Tonight I’m off to a media performance of The Syringa Tree at the Great Canadian Theatre Company. This is an award winning and internationally acclaimed play and it therefore seems a good way to begin the GCTC’s season. I will also be writing a review of this play for Cult(ure), and this time I decided to do a quick Google search to find out at little about the show in advance. This is actually the first time I’ve taken this approach. I believe strongly that a play should be taken on its own terms. For this reason, I prefer to go into a show as “fresh” as possible. It’s worth noting that I still carefully avoided all the reviews of other companies’ performances of the play in an attempt to remain unbiased.
Naturally in my Googling one of my first stops was Wiki.

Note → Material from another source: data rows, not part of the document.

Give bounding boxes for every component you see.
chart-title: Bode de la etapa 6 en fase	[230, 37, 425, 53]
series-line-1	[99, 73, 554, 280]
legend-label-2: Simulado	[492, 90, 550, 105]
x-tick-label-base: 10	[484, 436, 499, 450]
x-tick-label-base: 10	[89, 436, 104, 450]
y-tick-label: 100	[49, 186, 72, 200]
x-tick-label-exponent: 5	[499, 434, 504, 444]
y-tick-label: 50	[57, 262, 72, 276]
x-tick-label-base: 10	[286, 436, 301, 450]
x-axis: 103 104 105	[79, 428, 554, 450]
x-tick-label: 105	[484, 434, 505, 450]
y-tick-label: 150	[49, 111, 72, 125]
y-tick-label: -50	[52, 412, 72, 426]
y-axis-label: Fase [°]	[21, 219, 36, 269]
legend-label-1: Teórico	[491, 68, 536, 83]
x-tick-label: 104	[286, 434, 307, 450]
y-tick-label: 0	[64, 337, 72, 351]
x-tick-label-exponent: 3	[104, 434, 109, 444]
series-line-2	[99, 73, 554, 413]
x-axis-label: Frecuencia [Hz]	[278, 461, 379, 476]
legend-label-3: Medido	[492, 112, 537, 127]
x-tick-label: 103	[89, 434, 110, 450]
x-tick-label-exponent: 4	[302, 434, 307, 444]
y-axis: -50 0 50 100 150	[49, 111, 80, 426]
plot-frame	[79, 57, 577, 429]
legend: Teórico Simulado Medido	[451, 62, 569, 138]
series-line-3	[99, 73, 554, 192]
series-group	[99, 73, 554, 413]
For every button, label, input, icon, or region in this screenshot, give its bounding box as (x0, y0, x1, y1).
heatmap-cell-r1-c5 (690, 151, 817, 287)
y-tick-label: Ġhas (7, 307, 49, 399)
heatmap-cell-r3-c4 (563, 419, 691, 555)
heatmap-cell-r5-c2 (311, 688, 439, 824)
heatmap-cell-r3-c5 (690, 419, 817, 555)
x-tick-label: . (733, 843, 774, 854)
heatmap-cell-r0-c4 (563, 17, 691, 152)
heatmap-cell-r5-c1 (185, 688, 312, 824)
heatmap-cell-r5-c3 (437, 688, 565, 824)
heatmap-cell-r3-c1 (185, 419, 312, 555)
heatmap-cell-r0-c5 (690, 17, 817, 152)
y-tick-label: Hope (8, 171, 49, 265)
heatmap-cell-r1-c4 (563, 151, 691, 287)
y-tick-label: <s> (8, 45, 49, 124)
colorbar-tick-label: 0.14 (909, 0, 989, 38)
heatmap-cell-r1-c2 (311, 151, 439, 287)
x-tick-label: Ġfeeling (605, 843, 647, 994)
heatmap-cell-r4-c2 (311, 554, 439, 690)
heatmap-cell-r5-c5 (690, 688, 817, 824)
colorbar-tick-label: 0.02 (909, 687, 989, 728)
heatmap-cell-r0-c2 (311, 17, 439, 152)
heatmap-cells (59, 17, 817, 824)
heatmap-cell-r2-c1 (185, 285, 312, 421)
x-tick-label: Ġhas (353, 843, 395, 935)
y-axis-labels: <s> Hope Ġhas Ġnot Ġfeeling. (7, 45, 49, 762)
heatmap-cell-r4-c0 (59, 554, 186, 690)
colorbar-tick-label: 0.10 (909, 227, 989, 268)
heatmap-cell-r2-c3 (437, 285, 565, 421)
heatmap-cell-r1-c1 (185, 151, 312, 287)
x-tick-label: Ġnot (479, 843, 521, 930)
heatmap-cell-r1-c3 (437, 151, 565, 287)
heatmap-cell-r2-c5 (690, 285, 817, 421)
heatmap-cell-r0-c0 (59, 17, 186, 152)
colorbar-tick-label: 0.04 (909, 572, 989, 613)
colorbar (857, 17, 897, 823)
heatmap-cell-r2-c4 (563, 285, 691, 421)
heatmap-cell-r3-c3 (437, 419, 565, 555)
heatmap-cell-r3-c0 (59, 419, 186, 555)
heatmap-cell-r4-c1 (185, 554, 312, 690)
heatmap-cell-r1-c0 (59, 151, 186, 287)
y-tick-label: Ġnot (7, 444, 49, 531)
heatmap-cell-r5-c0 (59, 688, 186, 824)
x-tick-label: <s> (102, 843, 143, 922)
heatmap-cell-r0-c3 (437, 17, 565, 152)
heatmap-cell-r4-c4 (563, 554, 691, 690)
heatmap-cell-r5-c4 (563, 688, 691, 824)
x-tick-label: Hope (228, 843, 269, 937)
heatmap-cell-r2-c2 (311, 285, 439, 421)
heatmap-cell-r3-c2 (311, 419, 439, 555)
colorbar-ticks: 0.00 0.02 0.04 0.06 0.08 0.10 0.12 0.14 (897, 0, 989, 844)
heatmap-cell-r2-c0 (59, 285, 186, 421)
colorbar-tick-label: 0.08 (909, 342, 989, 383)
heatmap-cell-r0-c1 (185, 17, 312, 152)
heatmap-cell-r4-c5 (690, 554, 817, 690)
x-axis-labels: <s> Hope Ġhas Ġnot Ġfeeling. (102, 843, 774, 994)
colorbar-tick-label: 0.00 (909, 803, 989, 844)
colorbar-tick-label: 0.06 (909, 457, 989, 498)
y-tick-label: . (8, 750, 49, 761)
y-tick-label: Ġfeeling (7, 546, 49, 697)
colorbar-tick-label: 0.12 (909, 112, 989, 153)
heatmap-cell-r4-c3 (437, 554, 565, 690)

While Wiki has its issues, I find it pretty reliable for a very general synopsis. Wiki had this to say about the play:
“The Syringa Tree is a deeply personal memory play of a childhood under apartheid. Written and often performed by Pamela Gien it has received excellent reviews in New York and across the USA as well as in London. Also very positively reviewed in Dublin, the play has received several awards.
Originally, the play was intended for one actress only, with no props besides a swing and one costume. However, it can also be performed with two or multiple actors.” (http://en.wikipedia.org/wiki/The_Syringa_Tree)

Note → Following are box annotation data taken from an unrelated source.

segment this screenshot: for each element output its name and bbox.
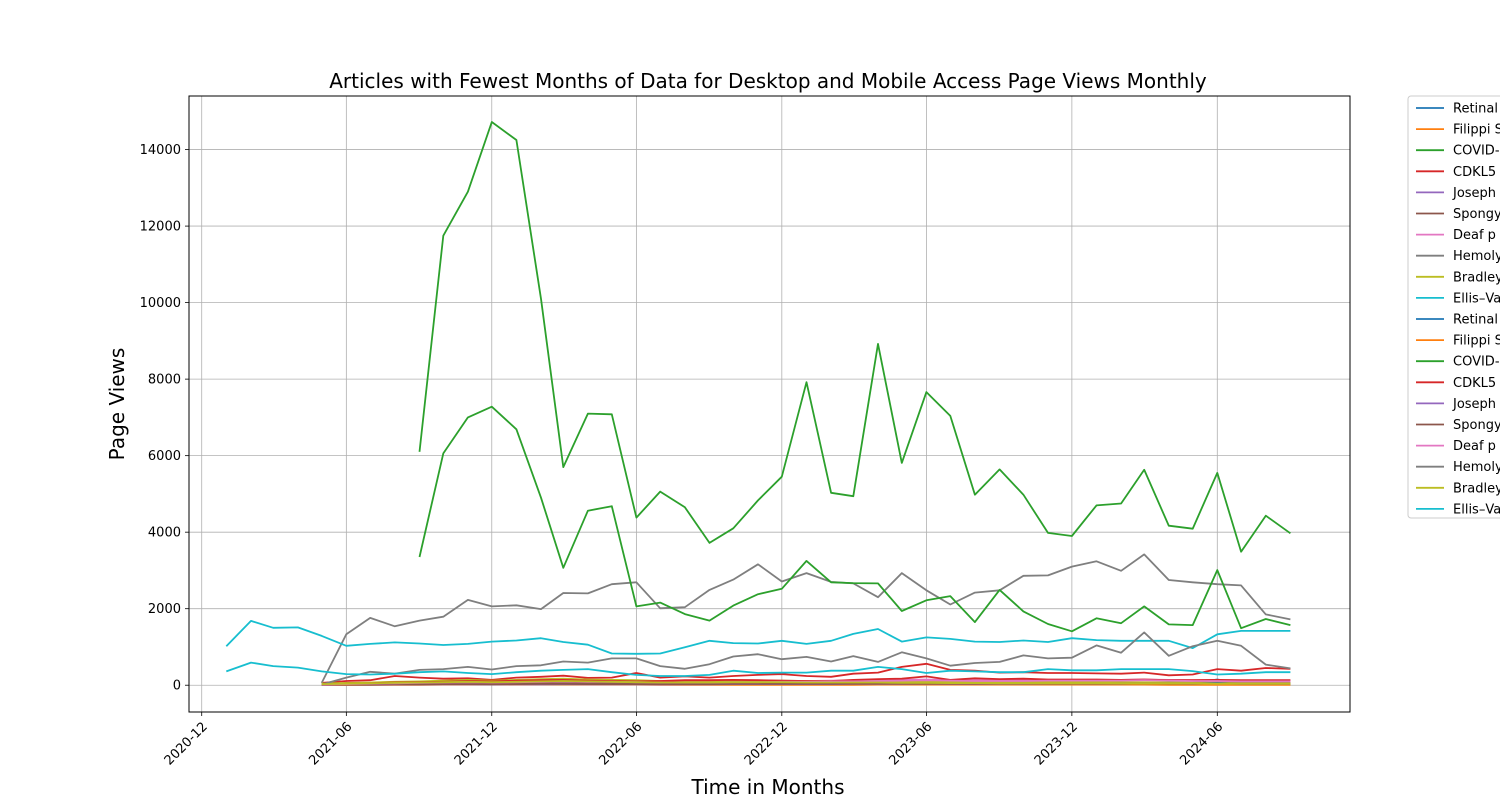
y-axis-ticks: 0 2000 4000 6000 8000 10000 12000 14000	[140, 143, 189, 694]
series-line-covid	[418, 405, 1291, 633]
x-tick-label: 2021-12	[452, 719, 501, 768]
y-tick-label: 4000	[148, 526, 181, 541]
y-axis-title: Page Views	[105, 348, 129, 461]
plot-frame	[188, 95, 1351, 713]
x-axis-ticks: 2020-12 2021-06 2021-12 2022-06 2022-12 2023-…	[162, 712, 1226, 768]
series-line-covid	[418, 121, 1291, 553]
x-axis-title: Time in Months	[691, 775, 845, 799]
legend-label: Deaf p	[1453, 228, 1496, 243]
legend-box	[1407, 95, 1500, 519]
grid	[189, 96, 1350, 712]
legend-label: Filippi S	[1453, 123, 1500, 138]
legend-label: Spongy	[1453, 207, 1500, 222]
x-tick-label: 2020-12	[162, 719, 211, 768]
legend-label: Retinal	[1453, 102, 1498, 117]
legend-label: Retinal	[1453, 313, 1498, 328]
y-tick-label: 0	[173, 679, 181, 694]
series-line-cdkl5	[321, 662, 1291, 684]
series-line-bradley	[321, 680, 1291, 685]
series-lines	[225, 121, 1291, 686]
x-tick-label: 2022-06	[596, 719, 645, 768]
legend-label: Filippi S	[1453, 334, 1500, 349]
y-tick-label: 2000	[148, 602, 181, 617]
series-line-hemoly	[321, 631, 1291, 686]
y-tick-label: 8000	[148, 373, 181, 388]
legend-label: Ellis–Va	[1453, 291, 1500, 306]
y-tick-label: 14000	[140, 143, 181, 158]
legend-label: Bradley	[1453, 481, 1500, 496]
series-line-ellis-va	[225, 620, 1291, 655]
y-tick-label: 6000	[148, 449, 181, 464]
x-tick-label: 2023-06	[886, 719, 935, 768]
legend: Retinal Filippi S COVID- CDKL5 Joseph Spongy D…	[1407, 95, 1500, 519]
legend-label: Hemoly	[1453, 460, 1500, 475]
series-line-hemoly	[320, 553, 1291, 684]
x-tick-label: 2023-12	[1032, 719, 1081, 768]
legend-label: Deaf p	[1453, 439, 1496, 454]
x-tick-label: 2021-06	[306, 719, 355, 768]
legend-label: Ellis–Va	[1453, 502, 1500, 517]
y-tick-label: 10000	[140, 296, 181, 311]
series-line-ellis-va	[225, 661, 1291, 677]
legend-label: CDKL5	[1453, 376, 1496, 391]
legend-label: Hemoly	[1453, 249, 1500, 264]
y-tick-label: 12000	[140, 220, 181, 235]
legend-label: Bradley	[1453, 270, 1500, 285]
legend-label: Spongy	[1453, 418, 1500, 433]
x-tick-label: 2022-12	[742, 719, 791, 768]
x-tick-label: 2024-06	[1177, 719, 1226, 768]
legend-label: Joseph	[1452, 186, 1496, 201]
legend-label: COVID-	[1453, 355, 1500, 370]
chart-title: Articles with Fewest Months of Data for …	[329, 69, 1207, 93]
legend-label: Joseph	[1452, 397, 1496, 412]
legend-label: COVID-	[1453, 144, 1500, 159]
legend-label: CDKL5	[1453, 165, 1496, 180]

I find that last line particularly intriguing and I’m really curious to know if Pamela Gien has made that allowance in her script. I would suspect not, as she performed it solo in the original off-Broadway version. I think it’s fair to assume that she would have performed it the way she felt it should be performed. (I could be wrong.)
I fully understand, however, why a company might decide to add other actors to a Solo actor show. There is something very compelling about “the chemistry” that happens between two or more actors when they perform on stage that is always missing from solo work.I usually prefer the performances of multiple actors over solo actors because I enjoy this chemistry so much.
That is not to say that solo performances aren’t worth seeing. Many of them are quite excellent. Pierre Brault’s Portrait of An Unidentified Man, for instance, is a great example of one that did everything right. It was unquestionably one of the best shows I’ve seen this year.
I’m not sure how I feel about converting solo actor scripts into multi-actor scripts, which brings us to Wayne’s question of the day:
Is it OK to take a script intended to be performed by one actor and turn it into a multi-actor piece? Judging by the Wiki entry, this is precisely what someone did at some point with The Syringa Tree.
(Bonus points will be given to anyone who has read the play and can therefore illuminate us on whether Gien has actually made allowances for this in her script.)